2024 annonce un monde devenu malléable

Après que les précédentes années eurent fait souffrir l’humanité jusqu’à un niveau la rendant ouverte à accepter de nouvelles voies de développement, 2024 pourrait ouvrir la porte à la mise en place de processus de gestion internationale qui permettraient une meilleure adaptation des pays de la planète au monde qui vient. 

L’historien, démographe et sociologue Emmanuel Todd, qui avait annoncé en 1976 la chute de l’URSS en s’intéressant à son indice de mortalité infantile, considère que la défaite de l’Occident est en cours et que le monde est à la veille d’un basculement, la désintégration des valeurs de l’ancien ordre mondial entraînant guerres et violence. Il prédit cette chute dans le contexte du conflit en Ukraine. 

C’est un peu la même vision qu’a l’universitaire et ancien diplomate Gilles Andréani, qui considère aussi que le nouvel ordre mondial qui a commencé à s’installer après la chute du mur de Berlin s’est dissous dans les rivalités entre puissances ces dernières années. En 2024, il voit une planète fracturée et chaotique, sur laquelle s’effectue un retour aux guerres interétatiques de haute intensité, les organisations internationales ne permettant plus de canaliser les tensions et étant ouvertement contestées par une partie croissante des États, victimes de forces nationalistes et populistes.

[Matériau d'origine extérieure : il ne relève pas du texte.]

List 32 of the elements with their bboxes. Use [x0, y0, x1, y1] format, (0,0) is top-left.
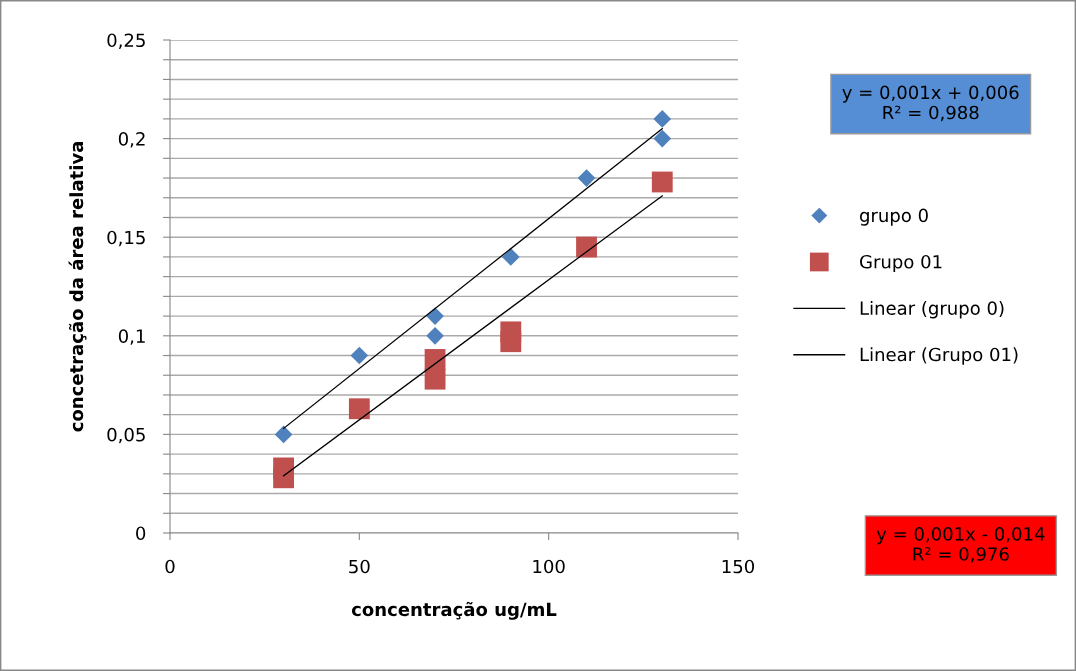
point	[577, 169, 596, 187]
y-tick-label: 0,15	[107, 230, 145, 247]
text: y = 0,001x + 0,006 R² = 0,988	[842, 85, 1019, 122]
point	[653, 110, 672, 128]
legend-label: grupo 0	[860, 208, 928, 226]
point	[350, 346, 369, 365]
point	[424, 368, 446, 390]
x-axis-title: concentração ug/mL	[351, 601, 557, 620]
point	[501, 248, 520, 266]
y-tick-label: 0,1	[118, 329, 145, 345]
y-tick-label: 0,2	[118, 132, 145, 148]
y-tick-label: 0,25	[107, 33, 145, 49]
y-tick-label: 0,05	[107, 427, 145, 444]
point	[653, 129, 672, 148]
legend-label: Linear (Grupo 01)	[860, 347, 1018, 365]
legend-label: Linear (grupo 0)	[860, 300, 1004, 319]
x-tick-label: 150	[722, 559, 755, 574]
y-axis-title: concetração da área relativa	[68, 142, 87, 432]
legend-label: Grupo 01	[860, 254, 942, 273]
x-tick-label: 100	[533, 559, 565, 574]
point	[576, 236, 597, 258]
point	[273, 457, 295, 479]
point	[348, 398, 370, 420]
point	[500, 321, 522, 343]
point	[426, 326, 444, 345]
text: y = 0,001x - 0,014 R² = 0,976	[876, 527, 1045, 563]
point	[274, 425, 293, 444]
x-tick-label: 0	[165, 559, 175, 574]
x-tick-label: 50	[349, 559, 370, 574]
point	[651, 171, 673, 193]
point	[424, 349, 446, 370]
y-tick-label: 0	[136, 526, 146, 541]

Le géopolitologue Bruno Tertrais, directeur adjoint de la Fondation pour la recherche stratégique, est un brin plus optimiste et considère que « 2024 sera une année d’épreuves pour les démocraties », qui devront résister à des vagues de désinformation. Selon lui, il y aurait actuellement une « guerre tiède » entre les autocraties et les démocraties, des blocs qui ne seraient pas homogènes et aux contours mouvants. Il est cependant sceptique vis-à-vis de l’idée de désoccidentalisation du monde, puisque toutes les grandes institutions créées après 1945 par les Occidentaux — l’Organisation des Nations unies, le Fonds monétaire international, la Banque mondiale — restent essentielles pour les pays en développement. 

Il note de plus que les normes dites occidentales sont encore plus séduisantes pour une majorité des habitants de la planète que celles défendues par la Russie ou la Chine. Si les libertés individuelles ne plaisent pas aux gouvernements autocrates, elle continue de séduire les populations, comme le montre la direction des flux migratoires.

Une note d’espoir

Selon l’écrivain franco-libanais Amin Maalouf, pour la première fois dans l’histoire de l’humanité, elle a les outils pour résoudre ses problèmes, mais doit se décider à modifier sa façon d’organiser le monde ainsi que les relations entre pays et entre individus pour que tous puissent affronter ensemble les défis. Avec les Nations unies à bout de souffle, un sursaut de l’humanité, actuellement sans modèle, serait devenu vital. 

La mise en place et l’acceptation de nouvelles manières de faire passent par trois phases, soit le dégel des processus à changer, la mise en place des modifications désirées et, finalement, la cristallisation des nouvelles techniques de gestion. La récente série de crises mondiales montre que les vieilles manières de faire ne sont plus assez efficaces pour les besoins actuels.

Déjà critiqués pour la gestion de la pandémie de COVID-19 en 2020, de l’invasion de l’Ukraine en 2022 et de la guerre à Gaza en 2023 — tout cela pendant que la Terre entre dans une phase destructrice due aux changements climatiques — , les mécanismes de réglementation internationaux sont actuellement affaiblis au point où une nouvelle restructuration du monde qui semble cohérente et capable d’être considérée favorablement par une partie de l’humanité pourrait commencer à s’implanter en 2024.

Le fait que la moitié des habitants de la planète seront appelés à participer à des élections cette année ouvre la porte à des changements concrets dans la manière dont sont gérées les relations entre les peuples ainsi qu’avec la planète. À mesure que ces élections se tiendront, l’année perdra de sa malléabilité et le résultat des urnes pourrait amener des changements importants pour les générations futures.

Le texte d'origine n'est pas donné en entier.